Le ministre du Transport et du Métro, Alan Ganoo, a défendu bec et ongles la circulation des autobus bondés avec 60 passagers à bord. C’est ce qu’il a répondu au Whip de l’opposition, Patrice Armance, au sujet du non-respect de la distanciation sociale à l’ajournement des travaux de l’Assemblée nationale hier soir.

Patrice Armance invitait le gouvernement à « se ressaisir et à rectifier le coup » sur la décision de laisser circuler les bus remplis de passagers et « de ne pas mettre la santé de la population à risque » alors que la propagation de la COVID-19 est toujours d’actualité. Alan Ganoo a une nouvelle fois réitéré que le gouvernement s’est conformé aux avis des « experts et médecins » au sein du High Level Committee sur le coronavirus et les recommandations techniques soumis aux autorités. Le ministre a soutenu que la décision de laisser opérer les bus remplis est aussi motivée par la situation économique et financière.

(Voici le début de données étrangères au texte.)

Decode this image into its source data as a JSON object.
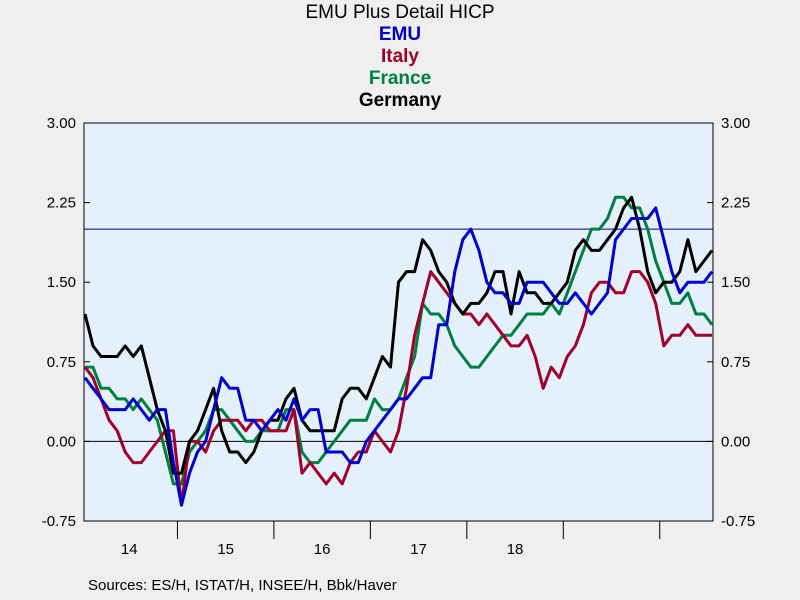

Le ministre a rappelé que les fenêtres dans les bus doivent à tout moment rester ouvertes sauf par temps de pluie. « This is sufficient to break the chain of contamination », affirme-t-il. Il a expliqué que la situation financière dans le secteur du transport public a aussi fait pencher la balance en faveur de cette reprise de la circulation des bus sans restriction dans le nombre de passagers à bord. Il a expliqué qu’il y a environ 450 000 usagers de transport public et que s’il fallait diminuer le nombre de passagers par bus, l’on devrait avoir dans les 3 600 bus dans le pays.

Or selon lui, l’on ne compte actuellement que 1800 autobus. Il a aussi ajouté que depuis le premier confinement de l’année dernière, les opérateurs de transport peinent à se relever et récupérer leurs passagers.  « La plupart fonctionne avec 17% de passagers en moins et ils perdent leurs recettes », ajoute-t)il.